Ik ben de logica van cachegeheugens aan het leren. Ik vraag me af of je kunt verifiëren dat ik het goed heb begrepen. Als een cachegeheugen in het tagveld heeft 16 bits, het ingestelde veld heeft 10 bits en de byte in het blokveld is 6 bits, dan kan ik alleen uit die informatie afleiden dat de capaciteit 128 kbyte is en het is 2-way set associatief met blokgrootte 64 byte omdat 2⁶ = 64 byte van de byte in blokveld. 2¹⁰ = 1024 maar zou een andere capaciteit met een ander associativiteitsnummer aan de vereisten kunnen voldoen?

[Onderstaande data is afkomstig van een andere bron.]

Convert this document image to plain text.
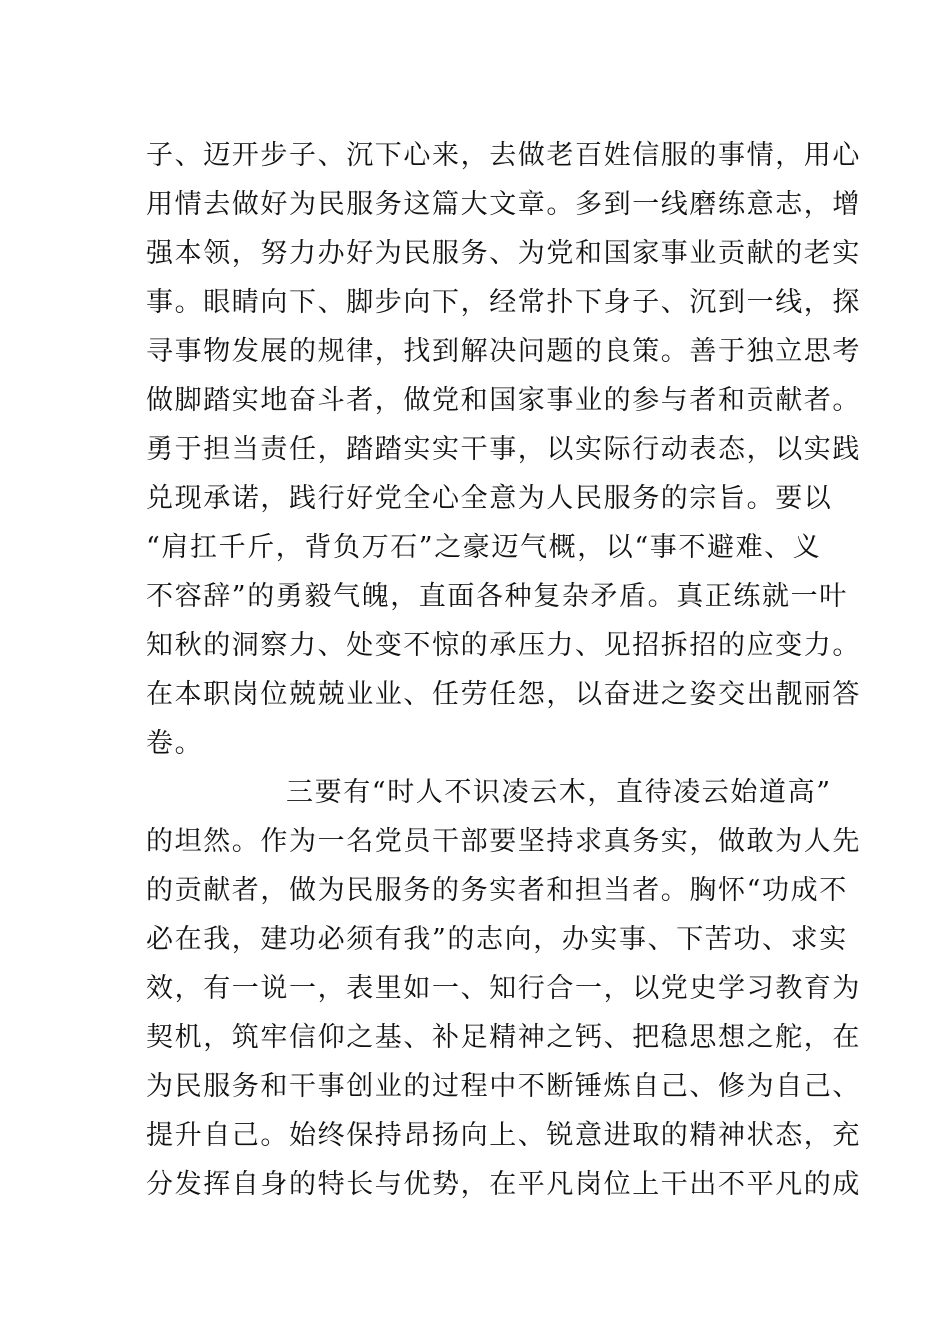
子、迈开步子、沉下心来，去做老百姓信服的事情，用心
用情去做好为民服务这篇大文章。多到一线磨练意志，增
强本领，努力办好为民服务、为党和国家事业贡献的老实
事。眼睛向下、脚步向下，经常扑下身子、沉到一线，探
寻事物发展的规律，找到解决问题的良策。善于独立思考
做脚踏实地奋斗者，做党和国家事业的参与者和贡献者。
勇于担当责任，踏踏实实干事，以实际行动表态，以实践
兑现承诺，践行好党全心全意为人民服务的宗旨。要以
“肩扛千斤，背负万石”之豪迈气概，以“事不避难、义
不容辞”的勇毅气魄，直面各种复杂矛盾。真正练就一叶
知秋的洞察力、处变不惊的承压力、见招拆招的应变力。
在本职岗位兢兢业业、任劳任怨，以奋进之姿交出靓丽答
卷。
三要有“时人不识凌云木，直待凌云始道高”
的坦然。作为一名党员干部要坚持求真务实，做敢为人先
的贡献者，做为民服务的务实者和担当者。胸怀“功成不
必在我，建功必须有我”的志向，办实事、下苦功、求实
效，有一说一，表里如一、知行合一，以党史学习教育为
契机，筑牢信仰之基、补足精神之钙、把稳思想之舵，在
为民服务和干事创业的过程中不断锤炼自己、修为自己、
提升自己。始终保持昂扬向上、锐意进取的精神状态，充
分发挥自身的特长与优势，在平凡岗位上干出不平凡的成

Ik leer dat de formules zijn
aantal blokken = capaciteit / blokgrootte
aantal sets = aantal blokken / #associativiteit
Daarom Ik zou zowel de associativiteit naar 4-way kunnen verdubbelen, maar ik kon niet aan de vereisten voldoen met een 4-way cache omdat het wo uld vereist een ander aantal bits in het ingestelde veld.
Heb ik het goed begrepen?
Antwoord
Helpt deze afbeelding je te begrijpen hoe associatieve caches werken structureel?
geleend van hier
In een notendop bepalen de block offset bits je blokgrootte (hoeveel bytes zitten er in een cache-rij, hoeveel kolommen als je wilt). De indexbits bepalen hoeveel rijen er in elke set zitten. De capaciteit van de cache is dus 2 ^ (blockoffsetbits + indexbits) * #sets. In dit geval is dat 2 ^ (4 + 4) * 4 = 256 * 4 = 1 kilobyte.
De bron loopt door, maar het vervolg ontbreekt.